To enable the FPU, set bit 20 in the ACR register: // Enable FPU in ACR ACR |= 0x00100000; The ACR is generally configured very early during boot up even before the .data section is initialized. This is done so any floating point variables declared in .data can be accessed correctly.
2. Enable Lazy Stacking for Exceptions
By default, the Cortex-M4 will save floating point state on every exception which can incur significant overhead. Lazy stacking allows optimization of this process by only saving FPU state right before a floating point instruction.
To enable lazy stacking, set bit 18 in the CONTROL register: // Enable lazy stacking for exceptions CONTROL |= 0x00040000; This causes minimal overhead for exceptions occurring during integer code execution. The CONTROL register configuration is done after the ACR but before any use of the FPU.
Modifying Compiler Settings
After enabling the FPU in hardware, compiler settings need to be modified to generate code using floating point instructions. This requires configuring the compiler to:
- Use hardware floating point calling convention
- Use FPU registers instead of soft-float emulation
- Perform FPU-specific optimizations
Exact compiler settings depend on which toolchain you are using. Some common examples are shown below:
GNU ARM Toolchain
arm-none-eabi-gcc -mcpu=cortex-m4 -mthumb -mfloat-abi=hard -mfpu=fpv4-sp-d16
ARM Compiler 5
armcc –cpu=Cortex-M4.fp –fpmode=fast
IAR Embedded Workbench
–cpu_mode thumb –fpu=VFPv4SP
Consult your compiler documentation for exact options. The key flags are enabling hardware float ABI and selecting the fpv4-sp FPU architecture.
Changes to Source Code
Aside from compiler settings, the following source code changes should be made when using the FPU:
- Use
float
instead ofdouble
for floating point values - Declare math functions like
sin()
,cos()
, etc frommath.h
instead ofcmath
- Link against
libm.a
for hardware implementations of math functions - Surround
float
to integer conversions with__enable_irq()
and__disable_irq()
to prevent corruption
With these changes, the existing code should work correctly using the hardware FPU without any behavioral differences.
Tips for Using the FPU
Here are some additional tips for working with the Cortex-M4 FPU:
- Minimize switching between float and integer code to reduce lazy stacking overhead.

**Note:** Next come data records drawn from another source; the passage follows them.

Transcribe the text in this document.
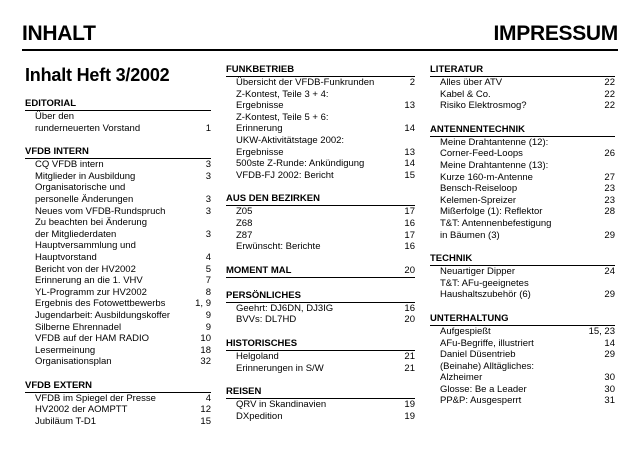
INHALT	IMPRESSUM
Inhalt Heft 3/2002
EDITORIAL
Über den
runderneuerten Vorstand	1
VFDB INTERN
CQ VFDB intern	3
Mitglieder in Ausbildung	3
Organisatorische und
personelle Änderungen	3
Neues vom VFDB-Rundspruch	3
Zu beachten bei Änderung
der Mitgliederdaten	3
Hauptversammlung und
Hauptvorstand	4
Bericht von der HV2002	5
Erinnerung an die 1. VHV	7
YL-Programm zur HV2002	8
Ergebnis des Fotowettbewerbs	1, 9
Jugendarbeit: Ausbildungskoffer	9
Silberne Ehrennadel	9
VFDB auf der HAM RADIO	10
Lesermeinung	18
Organisationsplan	32
VFDB EXTERN
VFDB im Spiegel der Presse	4
HV2002 der AOMPTT	12
Jubiläum T-D1	15
FUNKBETRIEB
Übersicht der VFDB-Funkrunden	2
Z-Kontest, Teile 3 + 4:
Ergebnisse	13
Z-Kontest, Teile 5 + 6:
Erinnerung	14
UKW-Aktivitätstage 2002:
Ergebnisse	13
500ste Z-Runde: Ankündigung	14
VFDB-FJ 2002: Bericht	15
AUS DEN BEZIRKEN
Z05	17
Z68	16
Z87	17
Erwünscht: Berichte	16
MOMENT MAL	20
PERSÖNLICHES
Geehrt: DJ6DN, DJ3IG	16
BVVs: DL7HD	20
HISTORISCHES
Helgoland	21
Erinnerungen in S/W	21
REISEN
QRV in Skandinavien	19
DXpedition	19
LITERATUR
Alles über ATV	22
Kabel & Co.	22
Risiko Elektrosmog?	22
ANTENNENTECHNIK
Meine Drahtantenne (12):
Corner-Feed-Loops	26
Meine Drahtantenne (13):
Kurze 160-m-Antenne	27
Bensch-Reiseloop	23
Kelemen-Spreizer	23
Mißerfolge (1): Reflektor	28
T&T: Antennenbefestigung
in Bäumen (3)	29
TECHNIK
Neuartiger Dipper	24
T&T: AFu-geeignetes
Haushaltszubehör (6)	29
UNTERHALTUNG
Aufgespießt	15, 23
AFu-Begriffe, illustriert	14
Daniel Düsentrieb	29
(Beinahe) Alltägliches:
Alzheimer	30
Glosse: Be a Leader	30
PP&P: Ausgesperrt	31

- Use float liberally in performance critical code since FPU is much faster.
- Split floating point and integer variables into separate structs/classes for better performance.
- Measure cycle counts between soft-float emulation and FPU to quantify performance gains.

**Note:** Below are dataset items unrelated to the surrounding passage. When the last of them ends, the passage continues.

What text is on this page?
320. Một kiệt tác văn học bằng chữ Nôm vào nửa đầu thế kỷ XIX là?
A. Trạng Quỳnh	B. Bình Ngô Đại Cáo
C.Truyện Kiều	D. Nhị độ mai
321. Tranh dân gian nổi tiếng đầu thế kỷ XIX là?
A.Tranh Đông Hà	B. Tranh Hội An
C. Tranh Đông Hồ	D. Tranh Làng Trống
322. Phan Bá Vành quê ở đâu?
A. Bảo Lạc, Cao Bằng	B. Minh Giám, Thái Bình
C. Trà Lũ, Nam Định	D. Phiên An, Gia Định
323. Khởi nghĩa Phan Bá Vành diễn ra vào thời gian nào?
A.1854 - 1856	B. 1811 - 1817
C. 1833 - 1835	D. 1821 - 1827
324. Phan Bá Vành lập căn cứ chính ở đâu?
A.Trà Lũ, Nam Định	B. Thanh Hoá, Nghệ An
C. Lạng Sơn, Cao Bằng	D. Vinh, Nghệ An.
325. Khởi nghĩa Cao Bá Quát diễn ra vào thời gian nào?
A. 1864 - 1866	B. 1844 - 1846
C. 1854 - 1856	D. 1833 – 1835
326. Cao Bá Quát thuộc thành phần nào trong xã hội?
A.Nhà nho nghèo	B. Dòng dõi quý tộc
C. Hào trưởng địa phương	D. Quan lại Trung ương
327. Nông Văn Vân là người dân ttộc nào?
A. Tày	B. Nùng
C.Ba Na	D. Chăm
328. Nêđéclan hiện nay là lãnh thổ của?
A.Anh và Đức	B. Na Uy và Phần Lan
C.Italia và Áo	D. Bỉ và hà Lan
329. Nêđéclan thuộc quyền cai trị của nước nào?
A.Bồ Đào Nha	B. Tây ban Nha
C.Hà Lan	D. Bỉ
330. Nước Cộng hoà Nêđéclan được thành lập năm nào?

- Monitor stack usage since lazy stacking increases stack burden.
- Enable FPU early during debug sessions so hardware breakpoints work correctly.
Debugging and Profiling the FPU
It can take some effort to efficiently utilize the Cortex-M4 FPU. Here are some techniques for debugging and profiling floating point code:
- Set breakpoints on floating point instructions like VADD, VDIV, etc.

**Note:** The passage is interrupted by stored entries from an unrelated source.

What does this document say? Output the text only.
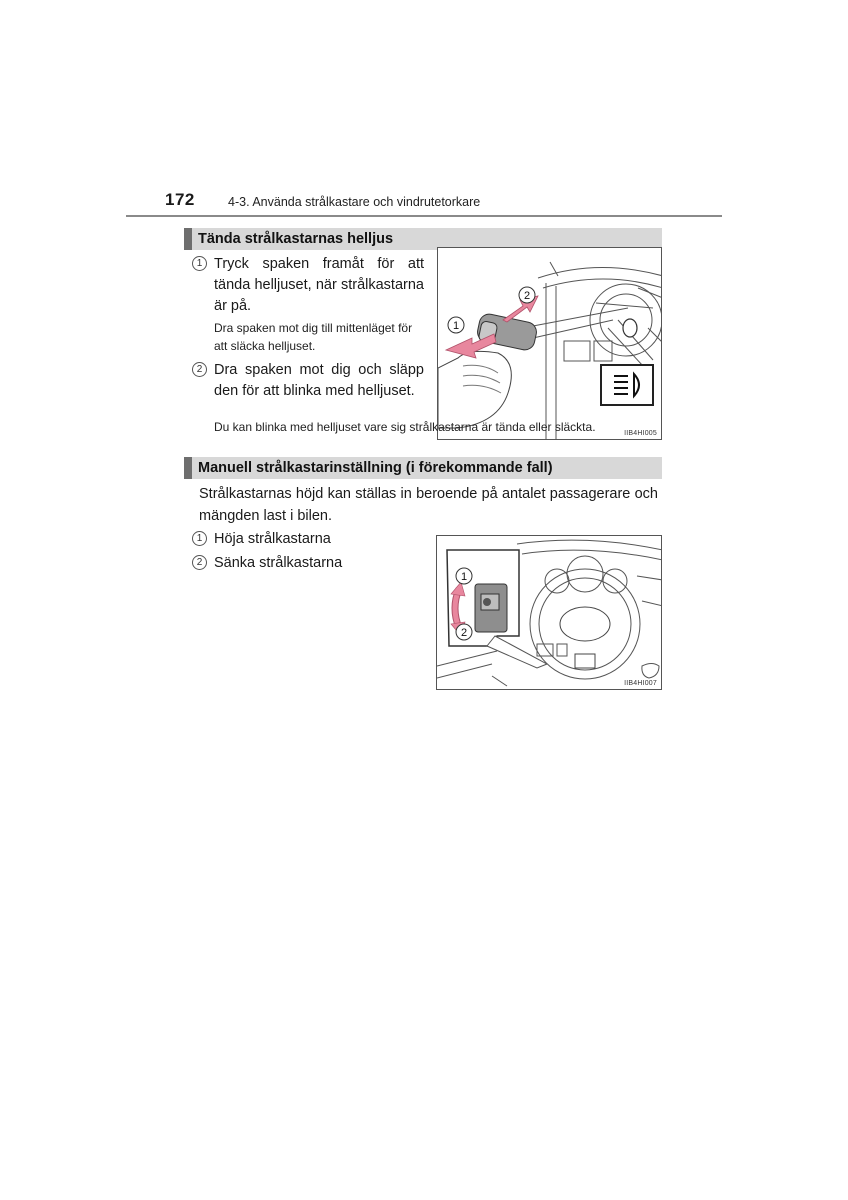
172	4-3. Använda strålkastare och vindrutetorkare
Tända strålkastarnas helljus
1 Tryck spaken framåt för att tända helljuset, när strålkastarna är på.
Dra spaken mot dig till mittenläget för att släcka helljuset.
2 Dra spaken mot dig och släpp den för att blinka med helljuset.
1
2
IIB4HI005
Du kan blinka med helljuset vare sig strålkastarna är tända eller släckta.
Manuell strålkastarinställning (i förekommande fall)
Strålkastarnas höjd kan ställas in beroende på antalet passagerare och mängden last i bilen.
1 Höja strålkastarna
2 Sänka strålkastarna
1
2
IIB4HI007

- Single step through code to verify correct registers are used.
- Print out Emulation vs FPU cycle counts for code segments.
- Generate assembly listing to analyze compiler output.
- Check lazy stacking behavior via exceptions and monitor CONTROL register.
- Measure FPU impact on interrupt latency and context switching.
- Use debugger to view and modify FPU register contents.
With careful debugging and profiling, the true performance benefits of the Cortex-M4 FPU can be realized.
Conclusion
Enabling the FPU in Cortex-M4 microcontrollers requires configuring the ACR and CONTROL registers in addition to compiler settings. This activates floating point hardware support for significant performance gains in math-heavy code. With the FPU enabled, existing code can benefit from hardware acceleration with only minor source modifications. Overall, the Cortex-M4 FPU is an extremely useful feature for applications leveraging floating point calculations.